« Cela doit également s’appliquer aux mutuelles » : Jambon étudie une taxation du secteur non marchand
Le SPF Finances propose à Jan Jambon d’étendre l’impôt des sociétés au secteur non marchand. Mutuelles, syndicats, associations sportives et autres ASBL pourraient être concernés. L’administration avance deux scénarios, dont une taxation à 25 % au-delà de certaines exceptions.
Publié par Harrison du Bus
Résumé de l'article
Le SPF Finances propose à Jan Jambon de soumettre mutuelles, syndicats, associations et ASBL à l’impôt des sociétés. Deux scénarios sont étudiés, dont une taxation à 25 % avec certaines exceptions.
Sommaire
Les entreprises seraient-elles bientôt moins seules à devoir acquitter l'impôt des sociétés sur leurs bénéfices ? Le SPF Finances a remis à son ministre Jan Jambon (N-VA) une note proposant de revoir en profondeur la fiscalité du secteur non marchand, rapporte Het Laatste Nieuws.
Mutuelles et syndicats sont concernés, mais également les associations sportives, fondations et ASBL. Actuellement, nombre de ces organisations relèvent de l'impôt des personnes morales plutôt que de l'impôt des sociétés auquel sont soumises les entreprises classiques.
Le cas des mutualités a particulièrement retenu l'attention de l'administration.
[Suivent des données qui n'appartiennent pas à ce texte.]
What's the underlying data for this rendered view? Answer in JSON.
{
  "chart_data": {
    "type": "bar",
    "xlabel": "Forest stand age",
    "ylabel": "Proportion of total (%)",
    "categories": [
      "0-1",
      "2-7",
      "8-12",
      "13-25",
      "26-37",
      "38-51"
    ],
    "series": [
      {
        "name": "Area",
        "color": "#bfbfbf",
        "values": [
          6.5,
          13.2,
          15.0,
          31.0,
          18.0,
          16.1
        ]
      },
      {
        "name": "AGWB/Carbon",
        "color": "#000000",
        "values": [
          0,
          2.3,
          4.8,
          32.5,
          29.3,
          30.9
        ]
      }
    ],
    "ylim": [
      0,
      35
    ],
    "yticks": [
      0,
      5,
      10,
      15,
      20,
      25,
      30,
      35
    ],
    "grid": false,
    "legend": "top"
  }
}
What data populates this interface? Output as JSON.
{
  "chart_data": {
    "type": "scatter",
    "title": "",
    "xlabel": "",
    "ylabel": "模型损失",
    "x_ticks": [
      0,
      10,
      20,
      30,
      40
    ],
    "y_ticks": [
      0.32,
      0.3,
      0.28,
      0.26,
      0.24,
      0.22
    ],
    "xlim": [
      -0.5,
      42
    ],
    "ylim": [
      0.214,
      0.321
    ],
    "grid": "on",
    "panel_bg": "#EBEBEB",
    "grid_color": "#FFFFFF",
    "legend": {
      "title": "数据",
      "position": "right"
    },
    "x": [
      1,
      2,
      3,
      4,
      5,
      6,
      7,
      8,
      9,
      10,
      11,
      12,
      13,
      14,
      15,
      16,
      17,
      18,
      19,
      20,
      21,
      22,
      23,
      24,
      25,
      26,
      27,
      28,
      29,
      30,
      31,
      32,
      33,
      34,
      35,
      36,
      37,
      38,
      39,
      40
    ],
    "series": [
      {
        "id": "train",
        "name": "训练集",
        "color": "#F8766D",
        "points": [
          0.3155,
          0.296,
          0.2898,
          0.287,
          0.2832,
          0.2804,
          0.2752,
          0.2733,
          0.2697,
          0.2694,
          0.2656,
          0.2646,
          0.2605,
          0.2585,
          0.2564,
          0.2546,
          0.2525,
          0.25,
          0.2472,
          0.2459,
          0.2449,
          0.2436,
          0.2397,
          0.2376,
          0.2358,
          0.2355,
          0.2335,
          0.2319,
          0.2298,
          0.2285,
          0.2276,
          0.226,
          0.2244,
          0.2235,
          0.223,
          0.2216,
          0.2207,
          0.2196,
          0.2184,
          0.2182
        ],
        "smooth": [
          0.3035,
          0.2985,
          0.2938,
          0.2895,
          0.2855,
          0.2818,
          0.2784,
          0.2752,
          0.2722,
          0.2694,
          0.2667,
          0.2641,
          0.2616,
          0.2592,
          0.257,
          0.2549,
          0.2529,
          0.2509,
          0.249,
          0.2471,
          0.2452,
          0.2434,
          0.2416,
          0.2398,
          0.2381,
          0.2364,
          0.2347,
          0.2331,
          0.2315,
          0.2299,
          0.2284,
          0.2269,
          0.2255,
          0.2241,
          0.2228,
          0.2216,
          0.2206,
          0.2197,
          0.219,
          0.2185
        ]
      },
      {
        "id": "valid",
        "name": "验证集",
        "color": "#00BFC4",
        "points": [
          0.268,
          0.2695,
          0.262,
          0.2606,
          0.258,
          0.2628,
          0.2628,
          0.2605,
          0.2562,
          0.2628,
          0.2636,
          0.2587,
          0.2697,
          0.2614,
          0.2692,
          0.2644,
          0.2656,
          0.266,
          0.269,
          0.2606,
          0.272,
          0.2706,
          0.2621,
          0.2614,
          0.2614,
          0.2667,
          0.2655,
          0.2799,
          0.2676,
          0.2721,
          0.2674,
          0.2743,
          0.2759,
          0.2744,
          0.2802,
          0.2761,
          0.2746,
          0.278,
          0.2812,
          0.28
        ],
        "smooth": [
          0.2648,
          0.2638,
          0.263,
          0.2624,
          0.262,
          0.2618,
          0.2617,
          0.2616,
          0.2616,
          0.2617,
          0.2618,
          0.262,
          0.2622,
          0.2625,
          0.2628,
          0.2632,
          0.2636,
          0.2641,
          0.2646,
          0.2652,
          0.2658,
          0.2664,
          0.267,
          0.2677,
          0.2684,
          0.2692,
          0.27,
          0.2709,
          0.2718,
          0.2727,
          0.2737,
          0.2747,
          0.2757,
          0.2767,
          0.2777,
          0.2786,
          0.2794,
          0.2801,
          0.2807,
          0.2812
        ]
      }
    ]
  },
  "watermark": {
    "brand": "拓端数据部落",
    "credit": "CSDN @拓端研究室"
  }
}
Selon la note, elles auraient réalisé ces dernières années 1,45 milliard d'euros de bénéfices grâce à leurs assurances maladie, sans devoir acquitter l'impôt des sociétés sur ces bénéfices.
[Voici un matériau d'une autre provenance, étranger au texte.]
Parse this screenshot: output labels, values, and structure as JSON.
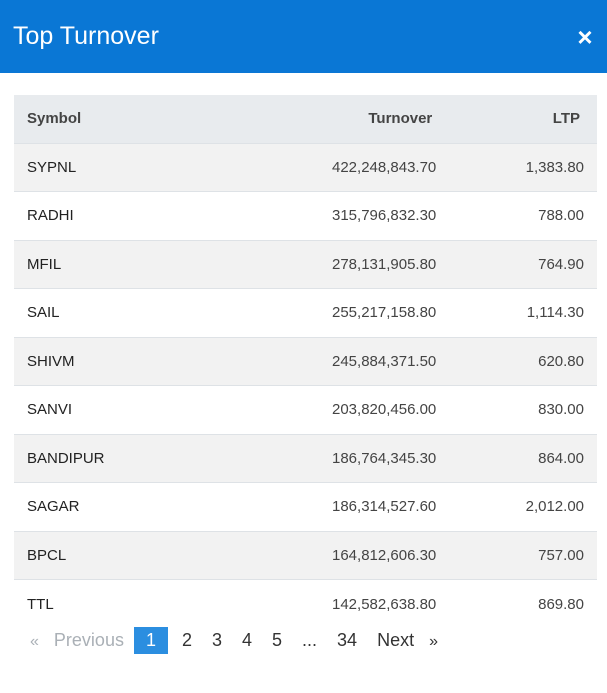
{
  "header": {
    "title": "Top Turnover",
    "close_icon": "×"
  },
  "table": {
    "columns": {
      "symbol": "Symbol",
      "turnover": "Turnover",
      "ltp": "LTP"
    },
    "rows": [
      {
        "symbol": "SYPNL",
        "turnover": "422,248,843.70",
        "ltp": "1,383.80"
      },
      {
        "symbol": "RADHI",
        "turnover": "315,796,832.30",
        "ltp": "788.00"
      },
      {
        "symbol": "MFIL",
        "turnover": "278,131,905.80",
        "ltp": "764.90"
      },
      {
        "symbol": "SAIL",
        "turnover": "255,217,158.80",
        "ltp": "1,114.30"
      },
      {
        "symbol": "SHIVM",
        "turnover": "245,884,371.50",
        "ltp": "620.80"
      },
      {
        "symbol": "SANVI",
        "turnover": "203,820,456.00",
        "ltp": "830.00"
      },
      {
        "symbol": "BANDIPUR",
        "turnover": "186,764,345.30",
        "ltp": "864.00"
      },
      {
        "symbol": "SAGAR",
        "turnover": "186,314,527.60",
        "ltp": "2,012.00"
      },
      {
        "symbol": "BPCL",
        "turnover": "164,812,606.30",
        "ltp": "757.00"
      },
      {
        "symbol": "TTL",
        "turnover": "142,582,638.80",
        "ltp": "869.80"
      }
    ]
  },
  "pagination": {
    "prev_arrow": "«",
    "prev_label": "Previous",
    "pages": [
      "1",
      "2",
      "3",
      "4",
      "5",
      "...",
      "34"
    ],
    "active_page": "1",
    "next_label": "Next",
    "next_arrow": "»"
  }
}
« Si nous imposons plus lourdement ceux qui réalisent des bénéfices, alors cela doit également s'appliquer aux mutuelles », avait déjà déclaré Jan Jambon. Le ministre avait ensuite demandé au SPF Finances d'étudier la question.
Deux scénarios sur la table
L'administration envisage désormais deux possibilités. La première serait la plus radicale : soumettre par principe associations et fondations à l'impôt des sociétés au taux de 25 %, tout en prévoyant des exceptions. Un seuil de 25.000 euros de chiffre d'affaires est notamment évoqué.
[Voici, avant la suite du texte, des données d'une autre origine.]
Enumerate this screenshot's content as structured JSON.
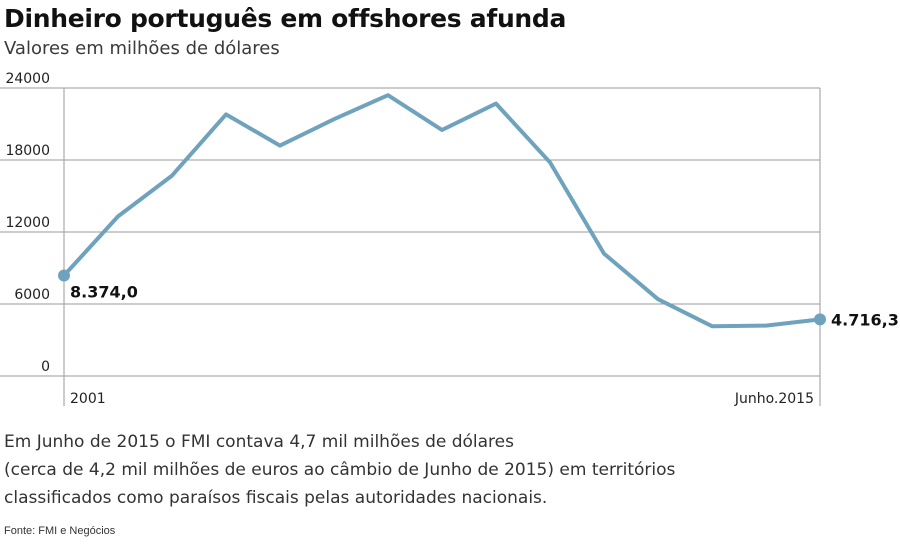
{
  "header": {
    "title": "Dinheiro português  em offshores afunda",
    "subtitle": "Valores em milhões de dólares"
  },
  "chart_data": {
    "type": "line",
    "title": "Dinheiro português  em offshores afunda",
    "subtitle": "Valores em milhões de dólares",
    "xlabel": "",
    "ylabel": "",
    "x_labels": {
      "start": "2001",
      "end": "Junho.2015"
    },
    "ylim": [
      0,
      24000
    ],
    "yticks": [
      0,
      6000,
      12000,
      18000,
      24000
    ],
    "ytick_labels": [
      "0",
      "6000",
      "12000",
      "18000",
      "24000"
    ],
    "grid": true,
    "line_color": "#6fa3bd",
    "series": [
      {
        "values": [
          8374,
          13300,
          16700,
          21800,
          19200,
          21400,
          23400,
          20500,
          22700,
          17800,
          10200,
          6400,
          4150,
          4200,
          4716.3
        ]
      }
    ],
    "annotations": {
      "start_value": "8.374,0",
      "end_value": "4.716,3"
    }
  },
  "footer": {
    "note_lines": [
      "Em Junho de 2015 o FMI contava 4,7 mil milhões de dólares",
      "(cerca de 4,2 mil milhões de euros ao câmbio de Junho de 2015) em territórios",
      "classificados como paraísos fiscais pelas autoridades nacionais."
    ],
    "source": "Fonte: FMI e Negócios"
  }
}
La seconde serait plus ciblée. Les organisations du secteur non marchand conserveraient leur régime actuel pour leurs activités proprement associatives, mais seraient imposées à l'impôt des sociétés sur les revenus générés par leurs activités de nature commerciale.
La réforme pourrait donc dépasser très largement le seul cas des mutualités. Elle toucherait potentiellement une partie considérable du tissu associatif belge, ce qui promet déjà d'alimenter les discussions budgétaires.
À ce stade, aucune des deux pistes n'a cependant été adoptée par le gouvernement. Il s'agit de propositions formulées par le SPF Finances et désormais entre les mains de Jan Jambon.